Variante genética
Las nuevas variantes son subtipos del virus que son genéticamente distintos a la cepa original detectada por primera vez en Wuhan, pero no lo suficientemente diferentes como para constituirse en un virus distinto.
Con la pandemia de COVID-19 ya avanzada, se comenzó a informar la aparición de versiones del SARS-CoV-2 que podrían escapar a los anticuerpos neutralizantes.
Algunas de estas nuevas variantes, como B.1.1.7 (alfa), B.1.351 (beta), B.1.1.248 (gamma) y B.1.617.2 (delta), han sido clasificadas como “variantes de preocupación” por el Organización Mundial de la Salud (OMS).
Actualmente, la Delta está circulando a nivel mundial y ocasionando dificultades a la población con la vacuna. Debido a que es más infecciosa y podría evadir los anticuerpos neutralizantes, algunos países optan por colocar una tercera dosis de refuerzo.
Inmunidad
Estudios previos han indicado que la vacunación de individuos que tuvieron COVID-19 puede producir anticuerpos neutralizantes mil veces más altos que los inducidos por solo por infección o vacunación.
Estos resultados devinieron en una de las medidas para contener la pandemia, que es inducir la respuesta a través de una tercera dosis de refuerzo.
En este contexto, un nuevo estudio publicado en bioRxiv, una plataforma de investigaciones no revisadas por pares, se centró en comparar la respuesta de anticuerpos neutralizantes contra la cepa original que causa COVID-19 y las variantes en participantes vacunados, con y sin previa infección.
Los resultados demostraron que la inmunización de individuos que ya son seropositivos al virus aumenta la frecuencia, la potencia y la amplitud de los anticuerpos neutralizantes. Por tanto, esta estrategia podría resultar eficaz frente a variantes emergentes.
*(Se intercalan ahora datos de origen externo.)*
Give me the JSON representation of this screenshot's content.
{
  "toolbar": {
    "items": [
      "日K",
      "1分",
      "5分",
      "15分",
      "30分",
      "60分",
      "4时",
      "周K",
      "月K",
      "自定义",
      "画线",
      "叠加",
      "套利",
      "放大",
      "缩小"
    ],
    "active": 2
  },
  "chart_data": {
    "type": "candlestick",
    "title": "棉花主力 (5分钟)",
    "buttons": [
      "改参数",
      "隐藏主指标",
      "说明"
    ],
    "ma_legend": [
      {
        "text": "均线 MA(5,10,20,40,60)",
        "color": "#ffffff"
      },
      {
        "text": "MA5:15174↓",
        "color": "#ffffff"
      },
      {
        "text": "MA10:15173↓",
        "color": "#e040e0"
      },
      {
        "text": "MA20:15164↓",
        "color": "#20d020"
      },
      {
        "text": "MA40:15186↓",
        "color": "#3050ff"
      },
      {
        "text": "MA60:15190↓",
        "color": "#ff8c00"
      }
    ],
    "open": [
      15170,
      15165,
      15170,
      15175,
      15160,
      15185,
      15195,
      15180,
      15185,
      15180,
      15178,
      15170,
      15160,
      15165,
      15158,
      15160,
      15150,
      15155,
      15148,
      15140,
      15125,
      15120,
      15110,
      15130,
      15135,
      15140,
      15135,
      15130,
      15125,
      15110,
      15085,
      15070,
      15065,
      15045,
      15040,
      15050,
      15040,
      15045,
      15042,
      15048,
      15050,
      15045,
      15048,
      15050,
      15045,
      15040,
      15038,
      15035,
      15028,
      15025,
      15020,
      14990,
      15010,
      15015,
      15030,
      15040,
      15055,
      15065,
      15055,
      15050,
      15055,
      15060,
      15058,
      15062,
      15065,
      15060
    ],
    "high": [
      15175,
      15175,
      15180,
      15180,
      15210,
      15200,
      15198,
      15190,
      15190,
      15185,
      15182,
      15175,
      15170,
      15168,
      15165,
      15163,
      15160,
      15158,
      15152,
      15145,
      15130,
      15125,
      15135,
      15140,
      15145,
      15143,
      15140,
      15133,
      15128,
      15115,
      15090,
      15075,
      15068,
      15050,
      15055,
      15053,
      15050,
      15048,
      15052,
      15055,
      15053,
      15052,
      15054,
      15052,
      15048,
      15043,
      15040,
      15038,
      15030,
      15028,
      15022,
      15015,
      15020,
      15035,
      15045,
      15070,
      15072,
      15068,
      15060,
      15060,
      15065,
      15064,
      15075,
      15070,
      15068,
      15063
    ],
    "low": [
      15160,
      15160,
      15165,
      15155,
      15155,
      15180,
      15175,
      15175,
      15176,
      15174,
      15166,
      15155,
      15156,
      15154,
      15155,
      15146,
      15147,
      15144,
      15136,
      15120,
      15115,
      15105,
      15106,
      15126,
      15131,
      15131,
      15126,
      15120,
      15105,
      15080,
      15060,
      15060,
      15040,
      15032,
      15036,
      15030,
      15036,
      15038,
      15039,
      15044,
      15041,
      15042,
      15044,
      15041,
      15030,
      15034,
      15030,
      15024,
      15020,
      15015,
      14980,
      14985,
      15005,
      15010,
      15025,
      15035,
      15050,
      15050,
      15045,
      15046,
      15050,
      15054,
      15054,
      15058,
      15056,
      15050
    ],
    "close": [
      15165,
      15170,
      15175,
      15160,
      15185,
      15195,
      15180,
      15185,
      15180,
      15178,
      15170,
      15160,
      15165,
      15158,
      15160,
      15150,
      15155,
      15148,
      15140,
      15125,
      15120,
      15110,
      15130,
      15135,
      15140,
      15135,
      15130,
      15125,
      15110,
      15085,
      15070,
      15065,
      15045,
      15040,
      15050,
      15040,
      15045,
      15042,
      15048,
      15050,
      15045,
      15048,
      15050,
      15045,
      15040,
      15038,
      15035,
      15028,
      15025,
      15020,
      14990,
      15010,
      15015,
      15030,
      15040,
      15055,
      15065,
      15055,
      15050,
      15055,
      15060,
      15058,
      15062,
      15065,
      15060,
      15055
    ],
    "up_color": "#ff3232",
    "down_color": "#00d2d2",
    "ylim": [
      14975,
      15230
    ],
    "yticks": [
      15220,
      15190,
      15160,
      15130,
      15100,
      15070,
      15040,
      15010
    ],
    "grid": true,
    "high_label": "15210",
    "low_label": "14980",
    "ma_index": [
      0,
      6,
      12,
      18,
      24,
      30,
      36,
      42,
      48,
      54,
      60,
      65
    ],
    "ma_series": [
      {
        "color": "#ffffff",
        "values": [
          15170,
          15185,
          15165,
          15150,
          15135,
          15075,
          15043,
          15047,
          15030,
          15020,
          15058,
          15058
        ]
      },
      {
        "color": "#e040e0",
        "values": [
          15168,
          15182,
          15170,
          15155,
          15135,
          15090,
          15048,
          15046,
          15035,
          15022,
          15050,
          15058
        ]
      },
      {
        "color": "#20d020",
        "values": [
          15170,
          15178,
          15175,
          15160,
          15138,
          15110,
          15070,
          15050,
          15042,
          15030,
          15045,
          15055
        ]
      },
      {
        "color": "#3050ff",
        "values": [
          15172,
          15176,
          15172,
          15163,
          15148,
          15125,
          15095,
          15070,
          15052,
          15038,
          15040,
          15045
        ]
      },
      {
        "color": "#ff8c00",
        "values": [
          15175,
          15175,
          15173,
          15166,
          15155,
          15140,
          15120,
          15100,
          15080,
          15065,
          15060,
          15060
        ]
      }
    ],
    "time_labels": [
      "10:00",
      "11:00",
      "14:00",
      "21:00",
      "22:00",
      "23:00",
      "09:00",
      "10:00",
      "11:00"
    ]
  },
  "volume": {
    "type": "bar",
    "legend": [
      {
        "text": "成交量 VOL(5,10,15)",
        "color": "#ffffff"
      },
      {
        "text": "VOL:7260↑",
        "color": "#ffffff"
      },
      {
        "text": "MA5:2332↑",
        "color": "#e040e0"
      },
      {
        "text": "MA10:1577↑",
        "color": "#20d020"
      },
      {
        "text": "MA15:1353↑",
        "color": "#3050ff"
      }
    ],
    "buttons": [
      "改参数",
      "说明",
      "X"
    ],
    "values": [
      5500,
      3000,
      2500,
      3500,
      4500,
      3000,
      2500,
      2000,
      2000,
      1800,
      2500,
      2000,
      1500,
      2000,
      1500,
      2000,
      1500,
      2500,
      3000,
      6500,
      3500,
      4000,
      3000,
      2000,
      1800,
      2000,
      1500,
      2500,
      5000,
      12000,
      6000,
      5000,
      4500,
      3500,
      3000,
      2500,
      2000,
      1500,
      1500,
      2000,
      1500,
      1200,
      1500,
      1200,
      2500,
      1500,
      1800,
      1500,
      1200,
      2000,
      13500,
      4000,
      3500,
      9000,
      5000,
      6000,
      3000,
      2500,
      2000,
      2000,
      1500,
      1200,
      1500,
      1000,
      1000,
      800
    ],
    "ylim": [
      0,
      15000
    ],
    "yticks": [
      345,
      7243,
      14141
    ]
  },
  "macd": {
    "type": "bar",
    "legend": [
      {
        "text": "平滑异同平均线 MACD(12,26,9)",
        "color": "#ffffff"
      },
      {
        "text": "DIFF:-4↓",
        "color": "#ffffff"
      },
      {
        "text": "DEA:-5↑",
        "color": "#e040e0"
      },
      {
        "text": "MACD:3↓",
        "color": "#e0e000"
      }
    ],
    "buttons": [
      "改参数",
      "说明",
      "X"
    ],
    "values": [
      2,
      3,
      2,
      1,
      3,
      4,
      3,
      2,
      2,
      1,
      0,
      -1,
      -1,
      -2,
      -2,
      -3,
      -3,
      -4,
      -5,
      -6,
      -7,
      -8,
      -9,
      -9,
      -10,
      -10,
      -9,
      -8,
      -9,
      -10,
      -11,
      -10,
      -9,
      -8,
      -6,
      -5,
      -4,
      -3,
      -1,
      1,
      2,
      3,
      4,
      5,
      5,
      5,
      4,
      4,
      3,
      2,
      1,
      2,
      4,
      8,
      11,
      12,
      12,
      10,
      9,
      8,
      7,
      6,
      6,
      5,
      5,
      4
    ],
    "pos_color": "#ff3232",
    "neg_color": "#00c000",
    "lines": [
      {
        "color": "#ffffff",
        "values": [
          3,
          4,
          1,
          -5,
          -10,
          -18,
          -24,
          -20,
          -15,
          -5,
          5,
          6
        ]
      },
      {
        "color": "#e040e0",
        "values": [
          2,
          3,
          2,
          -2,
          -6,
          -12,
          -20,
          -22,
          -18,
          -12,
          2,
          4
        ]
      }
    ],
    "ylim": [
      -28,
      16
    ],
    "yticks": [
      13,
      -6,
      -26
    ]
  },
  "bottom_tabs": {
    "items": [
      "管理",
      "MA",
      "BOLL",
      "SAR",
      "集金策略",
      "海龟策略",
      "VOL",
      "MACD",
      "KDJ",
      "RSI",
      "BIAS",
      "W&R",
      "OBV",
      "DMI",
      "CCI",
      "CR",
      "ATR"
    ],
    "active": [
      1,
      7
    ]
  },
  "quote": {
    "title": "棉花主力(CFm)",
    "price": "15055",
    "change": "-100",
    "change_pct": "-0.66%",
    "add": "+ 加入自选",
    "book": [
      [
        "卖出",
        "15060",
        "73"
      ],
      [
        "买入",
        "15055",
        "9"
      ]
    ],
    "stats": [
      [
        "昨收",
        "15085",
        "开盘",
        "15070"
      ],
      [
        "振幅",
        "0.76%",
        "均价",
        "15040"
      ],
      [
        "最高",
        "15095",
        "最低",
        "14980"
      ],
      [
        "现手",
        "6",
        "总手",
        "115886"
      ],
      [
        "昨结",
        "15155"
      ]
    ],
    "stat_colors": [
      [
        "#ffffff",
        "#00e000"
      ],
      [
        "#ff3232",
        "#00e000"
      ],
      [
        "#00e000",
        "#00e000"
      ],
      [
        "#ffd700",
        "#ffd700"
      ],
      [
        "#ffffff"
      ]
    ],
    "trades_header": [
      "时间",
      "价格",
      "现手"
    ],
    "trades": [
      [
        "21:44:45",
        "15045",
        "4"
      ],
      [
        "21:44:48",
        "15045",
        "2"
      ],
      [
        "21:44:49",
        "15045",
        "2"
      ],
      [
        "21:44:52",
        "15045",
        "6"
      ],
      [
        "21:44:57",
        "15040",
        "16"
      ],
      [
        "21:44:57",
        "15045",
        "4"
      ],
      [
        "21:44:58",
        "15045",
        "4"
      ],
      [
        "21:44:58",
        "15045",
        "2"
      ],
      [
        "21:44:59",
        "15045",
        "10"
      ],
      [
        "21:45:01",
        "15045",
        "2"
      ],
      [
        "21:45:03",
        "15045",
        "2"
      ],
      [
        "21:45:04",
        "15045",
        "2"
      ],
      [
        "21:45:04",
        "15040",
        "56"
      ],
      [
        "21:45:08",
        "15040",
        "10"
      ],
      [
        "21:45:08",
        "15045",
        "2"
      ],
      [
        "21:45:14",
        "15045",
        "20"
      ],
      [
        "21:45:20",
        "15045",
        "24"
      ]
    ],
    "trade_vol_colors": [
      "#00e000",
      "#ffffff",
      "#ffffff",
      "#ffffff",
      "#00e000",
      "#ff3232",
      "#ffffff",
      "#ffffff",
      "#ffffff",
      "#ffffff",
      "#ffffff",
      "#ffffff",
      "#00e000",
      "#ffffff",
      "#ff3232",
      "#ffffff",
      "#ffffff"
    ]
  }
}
Además, el estudio reveló que la mayoría de los anticuerpos podrían neutralizar la variante original del SARS-CoV-2 de Wuhan, pero no necesariamente a las variantes beta y gamma. El porcentaje de anticuerpos que neutralizan las variantes alfa y delta es incluso menor.
Nuestros datos sugieren que las personas que son seropositivas después de la infección o la vacunación primaria producirán anticuerpos con mayor potencia y amplitud y podrán controlar mejor las variantes emergentes del SARS-CoV-2. Nuestros datos sugieren que las personas que son seropositivas después de la infección o la vacunación primaria producirán anticuerpos con mayor potencia y amplitud y podrán controlar mejor las variantes emergentes del SARS-CoV-2.